As birth workers we are natural caretakers. We have been all our lives. We do for others what we most likely don’t do for ourselves. And we constantly walk around exhausted, tired and wondering why no one loves us as much as we love them. Saying no to things you are not a “hell yes” for is one of the biggest self-care gifts you can give yourself. When you understand that a “no” is really just a “yes” to yourself, that’s when the magic of healthy boundary setting and true self-care can begin.
One of the things we have implemented in our classes at the Birth Education Center(for doulas AND parents) is the direct use of boundary setting. If there is one time in a woman’s life when she needs to be able to find and USE her voice, it is in the birth room. Women are raised to be the peacekeepers, people pleasers and to go along with the flow if it’s going to cause discord to disagree. We, as women, are so used to tuning out what we want and need on a regular basis, that we are truly out of touch with our bodies and our authentic expression. We have suppressed our intuition, our inner guidance system so much that we don’t trust ourselves to make a decision if it’s going to stir something up. We don’t trust ourselves, which leads to us not trusting our bodies and our babies in the pregnancy and birth process.
This disconnect from our innate selves is one reason women do not seek outside education when it comes to birth. I get it – this was my mindset twelve years ago. Why take a class or read all the books? Doctors, nurses and hospitals had way more training and education than I did – who was I to question that they didn’t know how to care for me and my baby during this overwhelming and scary time in my life? Who was I to suggest I wanted something different for my baby and my new family? What if I was wrong and it all fell apart because I jumped into something way out of my wheelhouse?
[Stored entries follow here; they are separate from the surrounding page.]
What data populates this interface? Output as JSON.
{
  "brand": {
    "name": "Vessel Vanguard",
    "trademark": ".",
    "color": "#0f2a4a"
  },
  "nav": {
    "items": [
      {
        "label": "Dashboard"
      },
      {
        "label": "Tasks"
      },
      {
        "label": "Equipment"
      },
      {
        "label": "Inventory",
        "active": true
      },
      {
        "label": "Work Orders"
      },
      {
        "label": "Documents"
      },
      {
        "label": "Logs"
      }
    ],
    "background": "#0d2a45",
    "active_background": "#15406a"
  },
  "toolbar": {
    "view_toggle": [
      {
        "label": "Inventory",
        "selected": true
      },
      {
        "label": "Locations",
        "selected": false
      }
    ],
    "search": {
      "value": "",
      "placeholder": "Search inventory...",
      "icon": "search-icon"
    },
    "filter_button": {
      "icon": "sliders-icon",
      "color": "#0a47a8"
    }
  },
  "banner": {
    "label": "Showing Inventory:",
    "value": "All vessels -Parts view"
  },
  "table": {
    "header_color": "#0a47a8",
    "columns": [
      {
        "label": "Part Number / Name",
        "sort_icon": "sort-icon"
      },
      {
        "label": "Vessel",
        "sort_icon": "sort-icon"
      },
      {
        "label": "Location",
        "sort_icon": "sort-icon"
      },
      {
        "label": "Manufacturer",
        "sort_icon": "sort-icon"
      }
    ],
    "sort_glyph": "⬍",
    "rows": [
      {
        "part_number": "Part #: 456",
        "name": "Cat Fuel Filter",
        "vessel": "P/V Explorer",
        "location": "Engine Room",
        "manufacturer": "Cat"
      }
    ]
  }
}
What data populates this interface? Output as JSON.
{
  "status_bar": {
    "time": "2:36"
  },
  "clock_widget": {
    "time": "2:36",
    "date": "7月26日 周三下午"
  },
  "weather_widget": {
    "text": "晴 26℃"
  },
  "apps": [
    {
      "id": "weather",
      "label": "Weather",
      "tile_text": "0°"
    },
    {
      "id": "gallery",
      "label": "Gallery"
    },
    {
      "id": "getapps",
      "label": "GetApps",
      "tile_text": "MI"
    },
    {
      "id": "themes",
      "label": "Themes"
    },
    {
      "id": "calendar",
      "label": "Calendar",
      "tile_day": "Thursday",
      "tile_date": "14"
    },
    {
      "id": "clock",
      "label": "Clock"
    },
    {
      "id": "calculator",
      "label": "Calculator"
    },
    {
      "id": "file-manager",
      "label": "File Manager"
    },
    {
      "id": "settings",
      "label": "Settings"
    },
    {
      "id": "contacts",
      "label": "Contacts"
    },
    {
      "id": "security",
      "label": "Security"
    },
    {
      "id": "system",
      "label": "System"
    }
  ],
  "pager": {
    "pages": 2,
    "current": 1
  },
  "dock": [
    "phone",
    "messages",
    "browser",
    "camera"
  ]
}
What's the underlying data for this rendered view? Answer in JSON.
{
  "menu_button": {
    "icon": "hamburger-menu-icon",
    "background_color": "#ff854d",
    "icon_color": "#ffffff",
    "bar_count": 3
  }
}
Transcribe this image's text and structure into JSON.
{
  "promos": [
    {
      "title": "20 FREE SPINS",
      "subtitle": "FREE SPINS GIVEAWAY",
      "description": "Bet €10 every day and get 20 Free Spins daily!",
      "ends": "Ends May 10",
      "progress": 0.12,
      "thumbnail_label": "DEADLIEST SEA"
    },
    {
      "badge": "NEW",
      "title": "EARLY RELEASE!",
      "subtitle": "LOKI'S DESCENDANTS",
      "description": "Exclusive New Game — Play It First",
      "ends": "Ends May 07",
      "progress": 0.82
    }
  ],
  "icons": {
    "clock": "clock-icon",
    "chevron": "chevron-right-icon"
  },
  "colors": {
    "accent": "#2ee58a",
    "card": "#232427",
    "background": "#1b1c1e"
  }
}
Fear… so much fear. I felt stuck.
But it was the outside education that got me back in touch with my innate self. It was science based, out of hospital education that reminded me of what I already knew inside, from the cellular memory of my ancestors — that my body worked. That my baby knew how to be born. That is wasn’t MY birth, but her birth and I needed to trust that. It was a doula and outside education, that showed me that pregnancy, labor and birth didn’t have to be scary and overwhelming. Instead, it allowed me to participate in the process and find joy in trusting it. I began to see the Doctors, Nurses and hospital as a support system rather than a hard line of what was going to be done to me and for me. I took on the consumer role and I participated in my care.
I had to find this for myself – it was offered and I had to take it. That is what restored my voice. A voice and a power that I had lost at a very young age. No fault to those around me who raised and nurtured me – it was just how it was done back then. But it crippled me in a way that held me back from knowing who I was and what I needed to be happy. My pregnancy, after six losses, came at just the right time in my life. Time and hardship were needed to soften me. In hindsight, all the loss and pain I endured, kept me open to what was coming. Acceptance to learn that boundaries and saying no for the first time would allow something better in my life. A NO to someone else is simply a yes to yourself. In labor and birth – it is essential. Accept and learn it early.
Women without practice in asking for more information before they give a blanket yes, will agree to things out of fear that they might make the wrong choice. Women without practice in saying no because it feels off, will say yes to things in traditional medical care(membranes sweeping, induction, scheduled cesareans before holidays) without taking time to feel it out, research evidence based sources to see it it’s right for themselves or their family. Women need practice to find their yes and no.
We, as doulas, can introduce the concept of yes and no to women early with their healthcare and how to use and set clear boundaries in their new role as a mother. We can role play and practice with medical scenarios as well as pleasurable touch, to comfort her in the labor process. Learning to ask for what she likes and needs is just as important as practicing how to say no to something she doesn’t like or want. What feels good is almost as hard to find a voice for, since we are not used to asking for what we want nor expecting that we can get it.
If a mama can get strong practice in boundaries and what works or doesn’t work for her, it will also carry over to her postpartum period. Asking for help and saying no to help that is not working for her new family, can all be practiced ahead of time. Letting go of self-care decisions that may hurt or offend someone else – is uncomfortable to learn but it can also save her family life. Giving a women more autonomy will only help her be a stronger mother for her baby.
As doulas, we need to own our voice and boundaries in order to authentically teach it to our birthing mothers. We can hold space better while a mama is working out her voice in the birth room. It is easier to see that it is not our birth but HER journey. We can offer her the tools we are already using because they are working on our lives already. When caretakers begin to say no in order to take care of themselves, they come to a birth holding space for this new baby in a different way. There is no rule book for women that say we need to be overworked, overstressed and undervalued. That is a choice. Just say no.
Now the challenge begins. Are you worth saying yes to?